To reign is worth ambition, though in Hell;

Better to reign in Hell than serve in Heaven.

In Stafford’s Niobe, printed when Milton was in his cradle, (1611,) is the following:—

True it is, sir, (said the Devil,) that I, storming at the name of supremacy, sought to depose my Creator; which the watchful, all-seeing eye of Providence finding, degraded me of my angelic dignities—dispossessed me of all pleasures; and the seraphs and cherubs, the Throne, Dominations, Virtues, Powers, Princedoms, Arch Angels, and all the Celestial Hierarchy, with a shout of applause, sung my departure out of Heaven. My alleluia was turned into an eheu.

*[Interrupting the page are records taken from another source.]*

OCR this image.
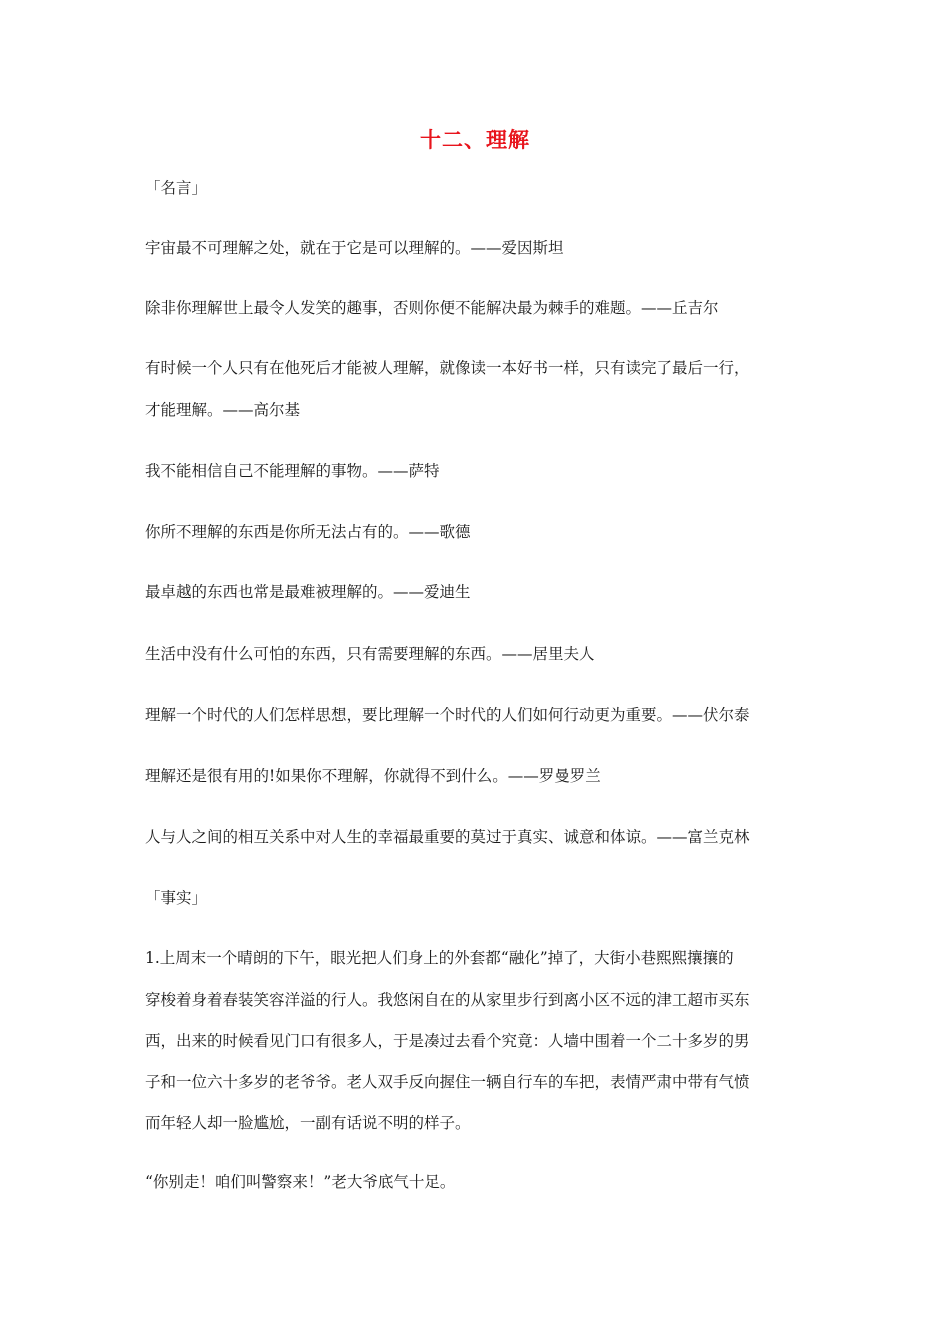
十二、理解
「名言」
宇宙最不可理解之处，就在于它是可以理解的。——爱因斯坦
除非你理解世上最令人发笑的趣事，否则你便不能解决最为棘手的难题。——丘吉尔
有时候一个人只有在他死后才能被人理解，就像读一本好书一样，只有读完了最后一行，
才能理解。——高尔基
我不能相信自己不能理解的事物。——萨特
你所不理解的东西是你所无法占有的。——歌德
最卓越的东西也常是最难被理解的。——爱迪生
生活中没有什么可怕的东西，只有需要理解的东西。——居里夫人
理解一个时代的人们怎样思想，要比理解一个时代的人们如何行动更为重要。——伏尔泰
理解还是很有用的!如果你不理解，你就得不到什么。——罗曼罗兰
人与人之间的相互关系中对人生的幸福最重要的莫过于真实、诚意和体谅。——富兰克林
「事实」
1.上周末一个晴朗的下午，眼光把人们身上的外套都“融化”掉了，大街小巷熙熙攘攘的
穿梭着身着春装笑容洋溢的行人。我悠闲自在的从家里步行到离小区不远的津工超市买东
西，出来的时候看见门口有很多人，于是凑过去看个究竟：人墙中围着一个二十多岁的男
子和一位六十多岁的老爷爷。老人双手反向握住一辆自行车的车把，表情严肃中带有气愤
而年轻人却一脸尴尬，一副有话说不明的样子。
“你别走！咱们叫警察来！”老大爷底气十足。
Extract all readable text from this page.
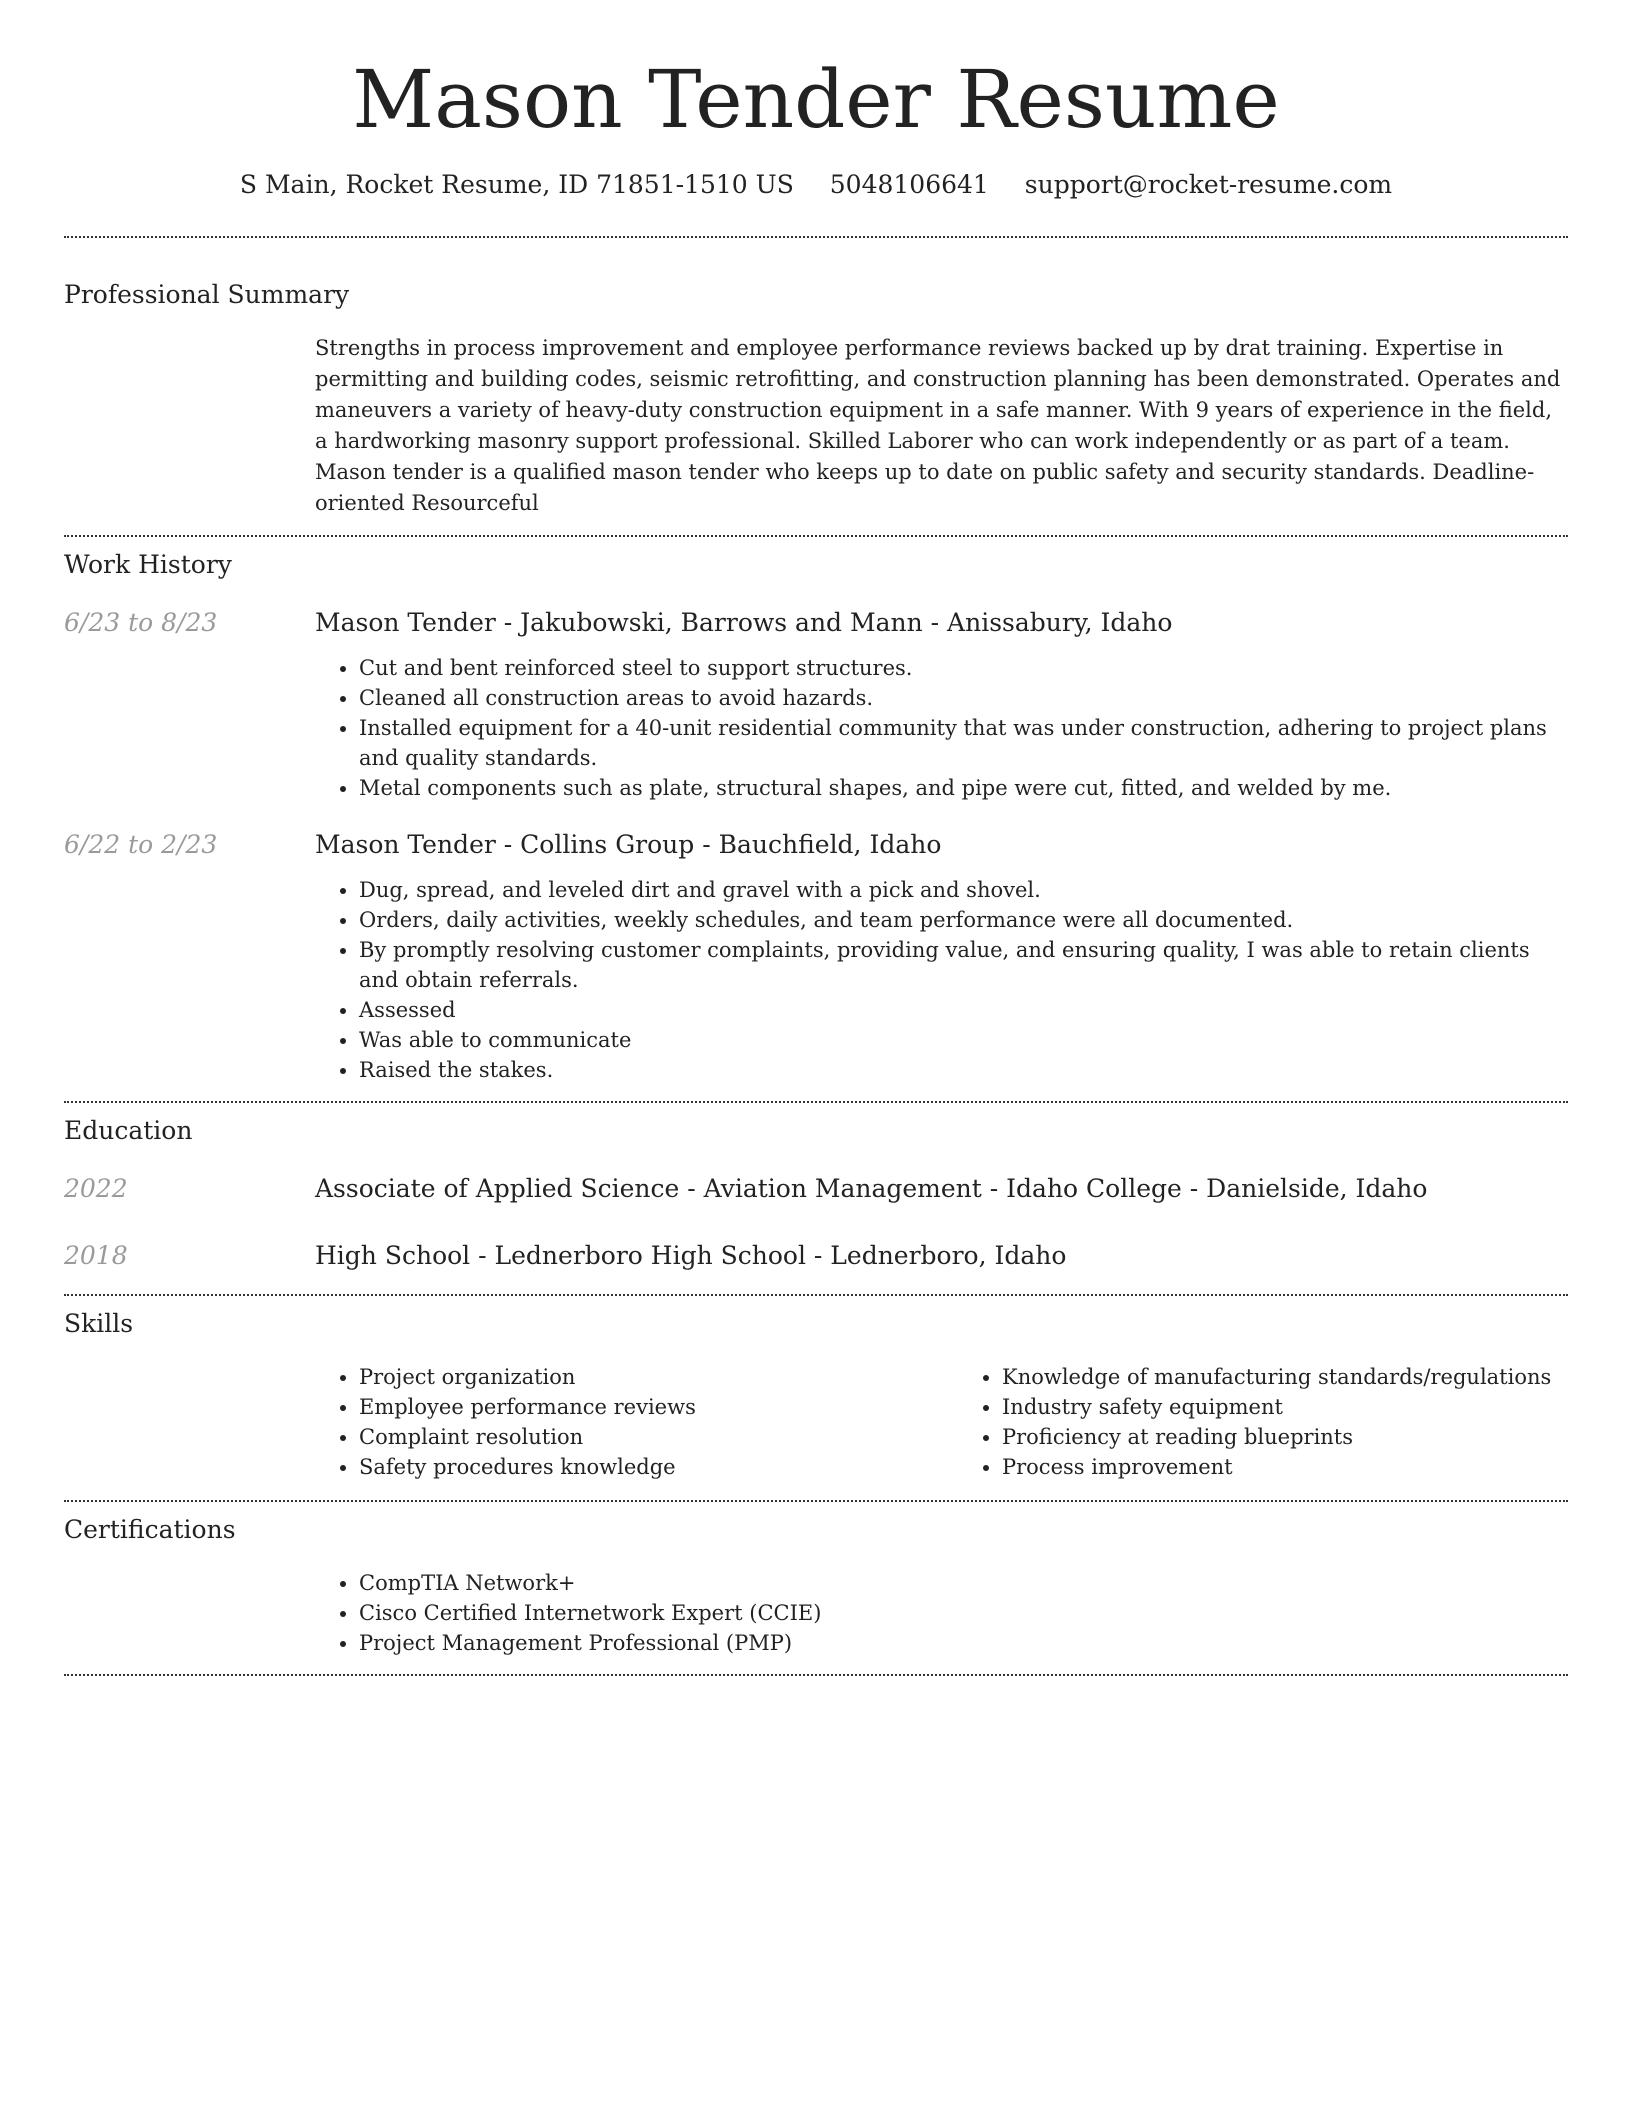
Mason Tender Resume
S Main, Rocket Resume, ID 71851-1510 US 5048106641 support@rocket-resume.com
Professional Summary
Strengths in process improvement and employee performance reviews backed up by drat training. Expertise in permitting and building codes, seismic retrofitting, and construction planning has been demonstrated. Operates and maneuvers a variety of heavy-duty construction equipment in a safe manner. With 9 years of experience in the field, a hardworking masonry support professional. Skilled Laborer who can work independently or as part of a team. Mason tender is a qualified mason tender who keeps up to date on public safety and security standards. Deadline-oriented Resourceful
Work History
6/23 to 8/23	Mason Tender - Jakubowski, Barrows and Mann - Anissabury, Idaho
• Cut and bent reinforced steel to support structures.
• Cleaned all construction areas to avoid hazards.
• Installed equipment for a 40-unit residential community that was under construction, adhering to project plans and quality standards.
• Metal components such as plate, structural shapes, and pipe were cut, fitted, and welded by me.
6/22 to 2/23	Mason Tender - Collins Group - Bauchfield, Idaho
• Dug, spread, and leveled dirt and gravel with a pick and shovel.
• Orders, daily activities, weekly schedules, and team performance were all documented.
• By promptly resolving customer complaints, providing value, and ensuring quality, I was able to retain clients and obtain referrals.
• Assessed
• Was able to communicate
• Raised the stakes.
Education
2022	Associate of Applied Science - Aviation Management - Idaho College - Danielside, Idaho
2018	High School - Lednerboro High School - Lednerboro, Idaho
Skills
• Project organization
• Employee performance reviews
• Complaint resolution
• Safety procedures knowledge
• Knowledge of manufacturing standards/regulations
• Industry safety equipment
• Proficiency at reading blueprints
• Process improvement
Certifications
• CompTIA Network+
• Cisco Certified Internetwork Expert (CCIE)
• Project Management Professional (PMP)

Now, forasmuch as I was an Angel of Light, it was the will of Wisdom to confine me to Darkness and make me Prince thereof. So that I, that could not obey in Heaven, might command in Hell; and, believe me, I had rather rule within my dark domain than to re-inhabit Cœlum empyream, and there live in subjection under check, a slave of the Most High.

Cæsar said he would rather be the first man in a village than the second man in Rome.


A fellow-feeling makes one wondrous kind.—Garrick.

I would help others out of a fellow-feeling.—Burton: Anat. of Mel.

Non ignara mali, miseris succurrere disco.—Virgil: Æn. I.